Oleh: Annida Nurul Hanifah

@lianhari

Anehnya air hujan yang tadi kulihat berjatuhan dari pelupuk mata umi tiba-tiba berubah menjadi senyuman manis namun menggetirkan, dengan suara bergetar umi menjelaskan bahwa aku terkena infeksi usus buntu dengan gejala berat yang mengharuskan adanya tindakan operasi agar aku bisa sehat kembali.

Umi menjelaskan semua itu sambil menahan air matanya dan berusaha agar tetap tenang di depanku, aku tahu betul umiku tak pernah ingin terlihat menyedihkan di depan anak-anaknya agar kami semua tumbuh menjadi anak yang kuat dan tak cengeng. Namun kali ini sorotan mata umi tak mampu membohongiku, ada kengerian dan ketakutan yang tersimpan di balik tatapan matanya.

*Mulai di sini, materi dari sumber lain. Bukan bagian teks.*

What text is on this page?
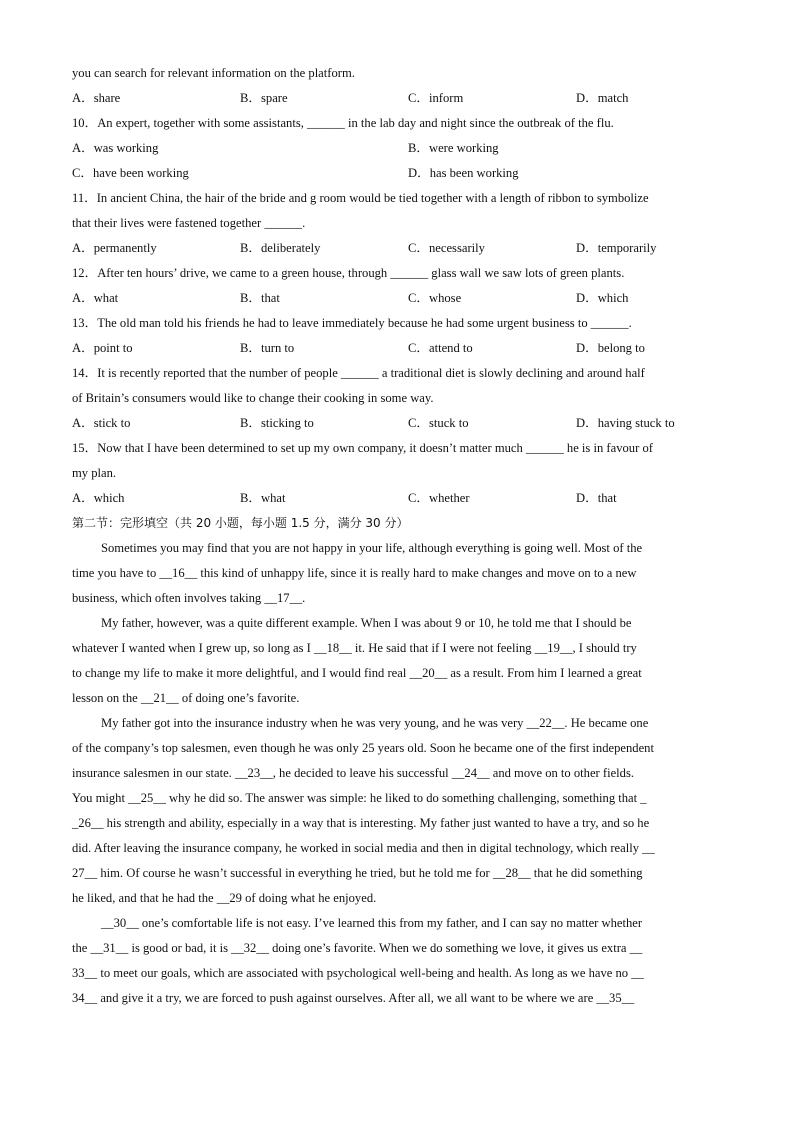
you can search for relevant information on the platform.
A．share	B．spare	C．inform	D．match
10．An expert, together with some assistants, ______ in the lab day and night since the outbreak of the flu.
A．was working	B．were working
C．have been working	D．has been working
11．In ancient China, the hair of the bride and g room would be tied together with a length of ribbon to symbolize
that their lives were fastened together ______.
A．permanently	B．deliberately	C．necessarily	D．temporarily
12．After ten hours’ drive, we came to a green house, through ______ glass wall we saw lots of green plants.
A．what	B．that	C．whose	D．which
13．The old man told his friends he had to leave immediately because he had some urgent business to ______.
A．point to	B．turn to	C．attend to	D．belong to
14．It is recently reported that the number of people ______ a traditional diet is slowly declining and around half
of Britain’s consumers would like to change their cooking in some way.
A．stick to	B．sticking to	C．stuck to	D．having stuck to
15．Now that I have been determined to set up my own company, it doesn’t matter much ______ he is in favour of
my plan.
A．which	B．what	C．whether	D．that
第二节：完形填空（共 20 小题，每小题 1.5 分，满分 30 分）
Sometimes you may find that you are not happy in your life, although everything is going well. Most of the
time you have to __16__ this kind of unhappy life, since it is really hard to make changes and move on to a new
business, which often involves taking __17__.
My father, however, was a quite different example. When I was about 9 or 10, he told me that I should be
whatever I wanted when I grew up, so long as I __18__ it. He said that if I were not feeling __19__, I should try
to change my life to make it more delightful, and I would find real __20__ as a result. From him I learned a great
lesson on the __21__ of doing one’s favorite.
My father got into the insurance industry when he was very young, and he was very __22__. He became one
of the company’s top salesmen, even though he was only 25 years old. Soon he became one of the first independent
insurance salesmen in our state. __23__, he decided to leave his successful __24__ and move on to other fields.
You might __25__ why he did so. The answer was simple: he liked to do something challenging, something that _
_26__ his strength and ability, especially in a way that is interesting. My father just wanted to have a try, and so he
did. After leaving the insurance company, he worked in social media and then in digital technology, which really __
27__ him. Of course he wasn’t successful in everything he tried, but he told me for __28__ that he did something
he liked, and that he had the __29 of doing what he enjoyed.
__30__ one’s comfortable life is not easy. I’ve learned this from my father, and I can say no matter whether
the __31__ is good or bad, it is __32__ doing one’s favorite. When we do something we love, it gives us extra __
33__ to meet our goals, which are associated with psychological well-being and health. As long as we have no __
34__ and give it a try, we are forced to push against ourselves. After all, we all want to be where we are __35__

Sejak kecil aku selalu takut mendengar kata operasi karena dalam bayanganku tubuh kita nanti akan disayat-sayat, dipotong, lalu dijahit kembali, tapi sekarang aku justru akan mengalaminya langsung. Aku tak bisa menahan tangisku, sambil memeluk umi dengan suara sesenggukan aku bilang kalau aku takut dan mau pulang saja. Namun umi menguatkanku dengan suara yang meneduhkan.

Waktu operasi pun tiba, aku dibawa oleh beberapa perawat berbaju hijau menuju ruang operasi. Sambil menyusuri lorong rumah sakit di sepanjang perjalanan umi memegangi tanganku dengan erat. Sesampainya di depan pintu ruang operasi, umi berbisik merdu di telingaku “Yang kuat yaa sayang, umi yakin kamu bisa sembuh. Jangan takut, umi di sini nemenin Nida” genggaman umi pun terlepas perlahan-lahan. Beberapa menit kemudian ruangan menjadi gelap gulita, sayup-sayup kudengar suara dokter dan perawat saling berbicara.

Dua jam kemudian aku tersadar dari obat bius yang membuatku tertidur lama tadi. Mataku melihat ke atap-atap langit, lalu menelusuri seluruh ruangan yang kutempati ini. Ruangan ini terasa asing, berbeda dari kamar inap yang kutempati sebelum operasi. Aku belum bisa bergerak banyak karena jahitan di perutku terasa sangat sakit saat tubuhku digerakkan.

Seseorang yang kucari-cari sedari tadi akhirnya kutemukan, umi tertidur tepat di samping ranjangku. Wajahnya terlihat sangat lelah dan menyedihkan, tanpa terasa mataku meneteskan air mata perlahan-lahan sambil mengingat betapa luar biasanya umi merawatku selama ini dari mulai makan, minum, mandi, dan seluruh aktivitas lainnya dibantu olehnya. Umi juga selalu berusaha menghiburku selama aku sakit supaya aku tidak tambah down. Tiba-tiba umi terbangun dari tidurnya yang tak nyenyak itu, mulutnya tak henti-henti mengucap syukur ketika melihatku sudah tersadar dari operasi sore tadi. Umi bilang aku anak yang hebat karena berhasil melewati operasi dengan selamat.